Moreso, USDT faces some skepticism in regard to its funds. In early 2019, Tether’s lawyers admitted the company only 74% of the USDT circulating supply is backed by fiat currency. Another concern is the USDT’s ties with the crypto exchange Bitfinex. Bitfinex and Tether Holdings Ltd. are sister companies and are constantly facing class lawsuits where they are accused of working to manipulate the bitcoin markets.

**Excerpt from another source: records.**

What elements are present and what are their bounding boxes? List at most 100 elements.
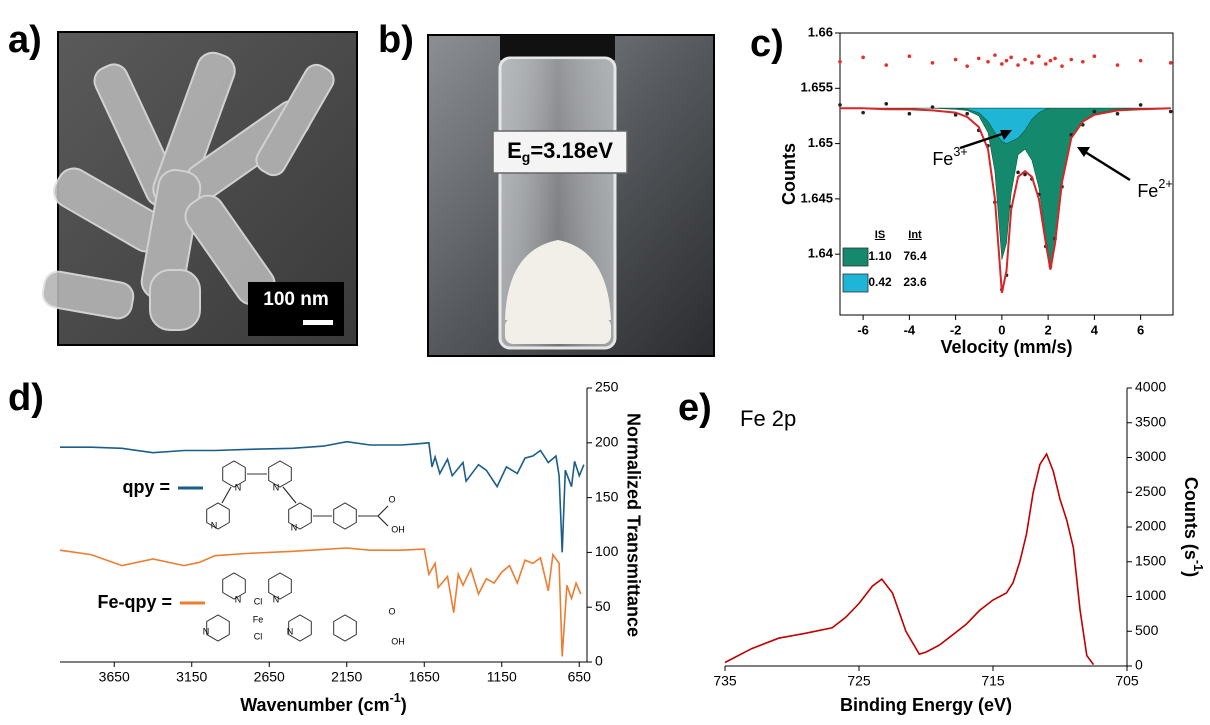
peak-annotation: Fe2+	[1137, 177, 1172, 200]
legend-label: qpy =	[122, 477, 170, 497]
data-point	[931, 105, 935, 109]
atom-label: N	[291, 522, 298, 532]
data-point	[861, 56, 865, 60]
y-tick-label: 150	[595, 488, 619, 504]
data-point	[1023, 58, 1027, 62]
x-tick-label: 2150	[331, 669, 362, 685]
data-point	[1081, 60, 1085, 64]
y-axis-label: Counts (s-1)	[1181, 477, 1204, 577]
x-axis-label: Wavenumber (cm-1)	[240, 691, 407, 714]
data-point	[1044, 62, 1048, 66]
y-tick-label: 1000	[1135, 587, 1166, 603]
x-tick-label: 2	[1045, 322, 1052, 337]
data-point	[965, 64, 969, 68]
atom-label: OH	[391, 524, 405, 534]
peak-annotation: Fe3+	[932, 145, 967, 168]
atom-label: N	[235, 594, 242, 604]
table-header: IS	[875, 229, 885, 241]
atom-label: O	[388, 494, 395, 504]
y-tick-label: 2500	[1135, 483, 1166, 499]
y-axis-label-tail: )	[1181, 571, 1201, 577]
data-point	[1060, 64, 1064, 68]
data-point	[1049, 59, 1053, 63]
y-tick-label: 500	[1135, 622, 1159, 638]
data-point	[1169, 110, 1173, 114]
ring	[334, 615, 357, 641]
peak-annotation-main: Fe	[1137, 181, 1158, 201]
sem-image: 100 nm	[41, 32, 357, 345]
x-axis-label: Velocity (mm/s)	[940, 337, 1072, 357]
x-tick-label: 4	[1091, 322, 1099, 337]
band-gap-symbol: E	[507, 138, 522, 163]
y-tick-label: 1.655	[800, 80, 833, 95]
y-tick-label: 3500	[1135, 413, 1166, 429]
scale-bar-label: 100 nm	[263, 289, 328, 310]
y-tick-label: 50	[595, 598, 611, 614]
y-tick-label: 1.65	[808, 135, 833, 150]
x-tick-label: -6	[857, 322, 869, 337]
data-point	[1139, 103, 1143, 107]
data-point	[1037, 54, 1041, 58]
data-point	[977, 57, 981, 61]
atom-label: N	[273, 594, 280, 604]
data-point	[1000, 62, 1004, 66]
atom-label: Cl	[254, 596, 263, 606]
y-axis-label-sup: -1	[1191, 560, 1205, 571]
x-tick-label: -4	[904, 322, 916, 337]
legend-label: Fe-qpy =	[97, 592, 172, 612]
x-axis-label-main: Wavenumber (cm	[240, 695, 389, 715]
spectrum-line	[60, 442, 584, 553]
data-point	[884, 102, 888, 106]
spectrum-annotation: Fe 2p	[740, 406, 796, 431]
panel-label: c)	[750, 23, 784, 65]
atom-label: OH	[391, 636, 405, 646]
x-axis-label-sup: -1	[390, 691, 401, 705]
data-point	[931, 61, 935, 65]
y-tick-label: 100	[595, 543, 619, 559]
x-axis-label-tail: )	[401, 695, 407, 715]
data-point	[1053, 57, 1057, 61]
x-tick-label: 1150	[487, 669, 517, 685]
data-point	[965, 112, 969, 116]
bond	[222, 474, 388, 526]
x-tick-label: 725	[847, 673, 871, 689]
data-point	[1005, 59, 1009, 63]
y-axis-label: Counts	[779, 143, 799, 205]
data-point	[861, 111, 865, 115]
legend-swatch	[843, 248, 868, 266]
y-tick-label: 0	[595, 653, 603, 669]
panel-label: a)	[8, 19, 42, 61]
panel-label: e)	[678, 387, 712, 429]
data-point	[993, 53, 997, 57]
data-point	[1030, 61, 1034, 65]
data-point	[986, 60, 990, 64]
y-tick-label: 250	[595, 379, 619, 395]
data-point	[838, 103, 842, 107]
table-cell: 76.4	[903, 249, 927, 263]
y-tick-label: 1.66	[808, 24, 833, 39]
y-tick-label: 200	[595, 434, 619, 450]
annotation-arrow	[1082, 150, 1130, 180]
y-tick-label: 1.64	[808, 246, 834, 261]
data-point	[1116, 63, 1120, 67]
x-axis-label: Binding Energy (eV)	[840, 695, 1012, 715]
x-tick-label: 650	[568, 669, 592, 685]
x-tick-label: 735	[713, 673, 737, 689]
peak-annotation-main: Fe	[932, 149, 953, 169]
arrowhead	[1077, 147, 1090, 157]
x-tick-label: 715	[981, 673, 1005, 689]
atom-label: N	[287, 626, 294, 636]
table-cell: 0.42	[868, 275, 892, 289]
data-point	[1116, 112, 1120, 116]
data-point	[1093, 54, 1097, 58]
table-cell: 1.10	[868, 249, 892, 263]
data-point	[1139, 59, 1143, 63]
data-point	[1069, 58, 1073, 62]
panel-label: d)	[8, 377, 44, 419]
x-tick-label: 3150	[176, 669, 207, 685]
data-point	[908, 112, 912, 116]
atom-label: N	[273, 482, 280, 492]
data-point	[954, 58, 958, 62]
data-point	[884, 63, 888, 67]
x-tick-label: 3650	[99, 669, 130, 685]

What Other Stablecoins are Out There?
Besides USDT, there are other stablecoins that come to serve the crypto market. Whether they come with a goal to be better than Tether or simply draw more users into an exchange, they provide a steady price and a safe medium of exchange for crypto users.
USDC
USD Coin (USDC) is one of the largest stablecoins by market cap, and it currently stays in the top 10 cryptocurrencies on CoinMarketCap. It is an ERC20 token built on the Ethereum Blockchain, and it was launched in 2018 by Center Consortium, a collaboration between Circle Internet Financial and Coinbase.
Since 2018, USDC has seen significant growth. And because it’s an ERC20 token, it can be easily integrated with smart contracts.
USDC is backed by a one-to-one fiat currency reserve which is regularly audited to confirm that the funds are available in the company’s accounts.
BUSD
Binance USD (BUSD) is to not be confused with the BNB token. BNB is a utility token, while BUSD is a stablecoin.
BUSD is developed by Paxos in partnership with Binance, with Paxos being the USD custodian and issuer of BUSD.
The BUSD is backed by USD on a 1-on-1 ratio and neither Binance nor Paxos charge a fee for the purchase or redemption of the stablecoin.
DAI
DAI presents itself as the only decentralized stablecoin available on the market. It was built by the MakerDAO development team on the Ethereum Blockchain. However, the coin isn’t controlled by the development team nor by any other centralized authority.
DAI is not backed by any fiat currency but uses a multi-collateral script in which the coin is created when a collateralized debt position is created, locking Ethereum into a smart contract. The contract holds the staked coins, which can be unlocked at a later time using DAI.
Key Takeaways
- Tether (USDT) is one of the first stablecoins and is currently the most popular, having the highest liquidity.
- Stablecoins are cryptocurrencies with steady prices, backed through collateral or algorithmic pegging.
- The USDT is supposed to be backed by USD at a 1-on-1 ratio through the accounts of Tether Ltd.
- Although USDT is the most popular stablecoin, it’s surrounded by controversies related to Tether’s Ltd’s capacity to cover the coin’s volume with fiat and its relations with Bitfinex.
- Some other popular stablecoins are USDC, BUSD, and DAI.